Genetic modification mainly involves the process of inserting a gene from a bacteria or virus into an organism; a gene that is not normally found in that certain organism. In the case of genetic modified corn and for other crops in general, the purpose is to change the genetic code of plants for various reasons such as improving the crops compared to the regular crops, make them more resistant to harsh weather, faster production at a lower cost, using less pesticides and herbicides thus increasing the farmer’s income and also to meet the growing demand of a certain crop.
Genetically modified foods have been introduced to the market and have sparked controversy on the possible environmental and health risks it poses. Environmental risks have been determined, and although there is no accurate information of the danger it can do to one’s health, there is also no evidence that it cannot harm consumers. For these reasons, concerned consumers and scientists have questioned the lack of thorough studies and observation about the health risks of genetically modified crops, specifically corn. Corn which is used in many products, in restaurant dishes, as well as feeding livestock. 84 acres of land in the U.S. is allotted to farming corn followed by soybeans, according to the U.S. Environmental Protection Agency.
While genetically modified corn and other crops is an advantage to farmers and agriculture, it has been shown to affect the environment.
- Since it is genetically altered to resist strong pesticides and herbicides, the amount of these chemicals can kill all the weeds thus reducing biodiversity.
- Genetically modified crops can produce their own pesticide, a bacterial toxin called Bacillus thuringiensis (BT). Long exposure to this toxin allowed certain types of bugs to develop resistance on BT.

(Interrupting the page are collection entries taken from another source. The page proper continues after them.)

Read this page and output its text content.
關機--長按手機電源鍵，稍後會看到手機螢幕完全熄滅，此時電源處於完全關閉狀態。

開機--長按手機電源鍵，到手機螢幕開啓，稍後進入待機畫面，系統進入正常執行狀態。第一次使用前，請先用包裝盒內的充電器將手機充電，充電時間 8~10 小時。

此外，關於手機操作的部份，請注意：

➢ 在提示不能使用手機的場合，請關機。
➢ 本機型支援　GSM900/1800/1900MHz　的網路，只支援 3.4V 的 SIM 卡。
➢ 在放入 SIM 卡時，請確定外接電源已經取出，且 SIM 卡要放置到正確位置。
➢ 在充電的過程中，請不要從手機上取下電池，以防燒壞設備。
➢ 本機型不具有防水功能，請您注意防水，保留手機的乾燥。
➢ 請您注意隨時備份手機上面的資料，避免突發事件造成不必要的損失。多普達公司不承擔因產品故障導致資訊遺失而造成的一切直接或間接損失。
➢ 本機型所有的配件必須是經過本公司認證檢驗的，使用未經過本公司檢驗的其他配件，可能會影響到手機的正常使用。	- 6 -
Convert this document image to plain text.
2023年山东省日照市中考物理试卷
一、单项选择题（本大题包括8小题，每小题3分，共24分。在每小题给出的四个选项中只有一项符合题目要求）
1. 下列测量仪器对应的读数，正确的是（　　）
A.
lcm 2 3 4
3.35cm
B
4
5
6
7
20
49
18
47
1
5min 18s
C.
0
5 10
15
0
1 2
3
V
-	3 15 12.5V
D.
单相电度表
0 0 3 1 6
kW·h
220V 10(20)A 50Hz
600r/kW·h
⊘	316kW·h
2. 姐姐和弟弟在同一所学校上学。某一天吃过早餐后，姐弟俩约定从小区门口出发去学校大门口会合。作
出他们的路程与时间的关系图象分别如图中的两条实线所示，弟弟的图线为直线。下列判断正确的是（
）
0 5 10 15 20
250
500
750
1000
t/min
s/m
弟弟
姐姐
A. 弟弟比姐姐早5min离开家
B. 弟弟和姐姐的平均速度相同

- BT can kill other insects like bees, ladybugs and monarch butterflies.
- BT can produce other irregular toxins and allergens into the crop and therefore may affect the final product.

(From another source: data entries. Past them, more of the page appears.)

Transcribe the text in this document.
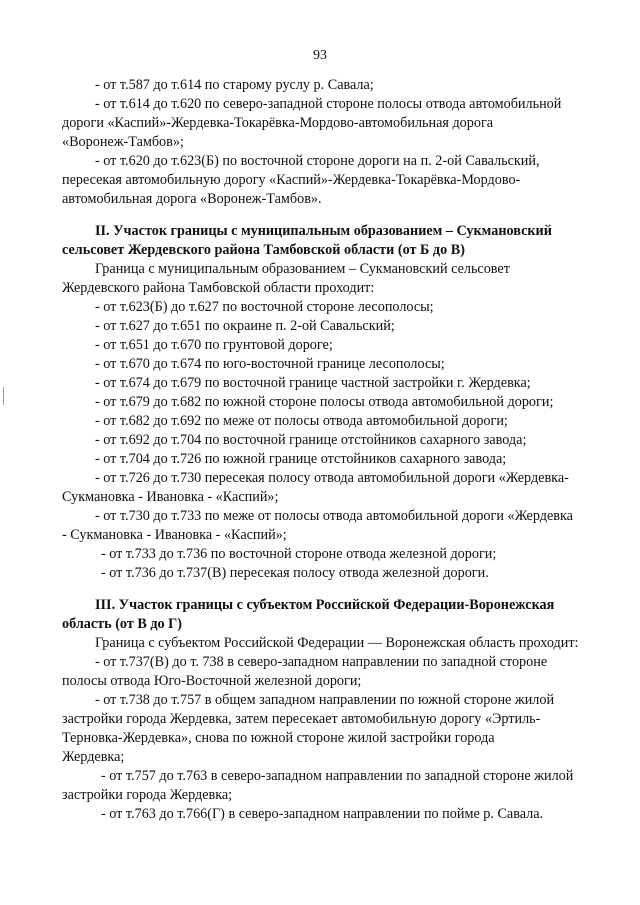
93
- от т.587 до т.614 по старому руслу р. Савала;
- от т.614 до т.620 по северо-западной стороне полосы отвода автомобильной
дороги «Каспий»-Жердевка-Токарёвка-Мордово-автомобильная дорога
«Воронеж-Тамбов»;
- от т.620 до т.623(Б) по восточной стороне дороги на п. 2-ой Савальский,
пересекая автомобильную дорогу «Каспий»-Жердевка-Токарёвка-Мордово-
автомобильная дорога «Воронеж-Тамбов».
II. Участок границы с муниципальным образованием – Сукмановский
сельсовет Жердевского района Тамбовской области (от Б до В)
Граница с муниципальным образованием – Сукмановский сельсовет
Жердевского района Тамбовской области проходит:
- от т.623(Б) до т.627 по восточной стороне лесополосы;
- от т.627 до т.651 по окраине п. 2-ой Савальский;
- от т.651 до т.670 по грунтовой дороге;
- от т.670 до т.674 по юго-восточной границе лесополосы;
- от т.674 до т.679 по восточной границе частной застройки г. Жердевка;
- от т.679 до т.682 по южной стороне полосы отвода автомобильной дороги;
- от т.682 до т.692 по меже от полосы отвода автомобильной дороги;
- от т.692 до т.704 по восточной границе отстойников сахарного завода;
- от т.704 до т.726 по южной границе отстойников сахарного завода;
- от т.726 до т.730 пересекая полосу отвода автомобильной дороги «Жердевка-
Сукмановка - Ивановка - «Каспий»;
- от т.730 до т.733 по меже от полосы отвода автомобильной дороги «Жердевка
- Сукмановка - Ивановка - «Каспий»;
- от т.733 до т.736 по восточной стороне отвода железной дороги;
- от т.736 до т.737(В) пересекая полосу отвода железной дороги.
III. Участок границы с субъектом Российской Федерации-Воронежская
область (от В до Г)
Граница с субъектом Российской Федерации — Воронежская область проходит:
- от т.737(В) до т. 738 в северо-западном направлении по западной стороне
полосы отвода Юго-Восточной железной дороги;
- от т.738 до т.757 в общем западном направлении по южной стороне жилой
застройки города Жердевка, затем пересекает автомобильную дорогу «Эртиль-
Терновка-Жердевка», снова по южной стороне жилой застройки города
Жердевка;
- от т.757 до т.763 в северо-западном направлении по западной стороне жилой
застройки города Жердевка;
- от т.763 до т.766(Г) в северо-западном направлении по пойме р. Савала.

- Genetically modified crops can cross-contaminate other crops through microbial process, seeds and pollens. Cross-contamination can go out of control and may affect other farmlands and the entire food supply. Because of this, consumers may be unaware that they are ingesting genetically modified crops.
While the environmental risks are clearly identified, the health risks are still unclear. However, it should not be excluded that the pesticide released by genetically modified crops are new to humans, and the body might not be able to handle them. We all know that pesticides that include herbicides, insecticides and fungicides are linked to serious illnesses such as cancer especially in children and neurological diseases like Parkinson’s.
The federal government has allowed the production and use of genetically modified crops on foods as long as it meets the same safety requirements from traditionally bred plants. However, they do not require foods from GMC to be labeled as such, only voluntary labeling can be imposed. Food manufacturers may specify if it is made from GMC as long as the labeling is truthful and not misleading to consumers.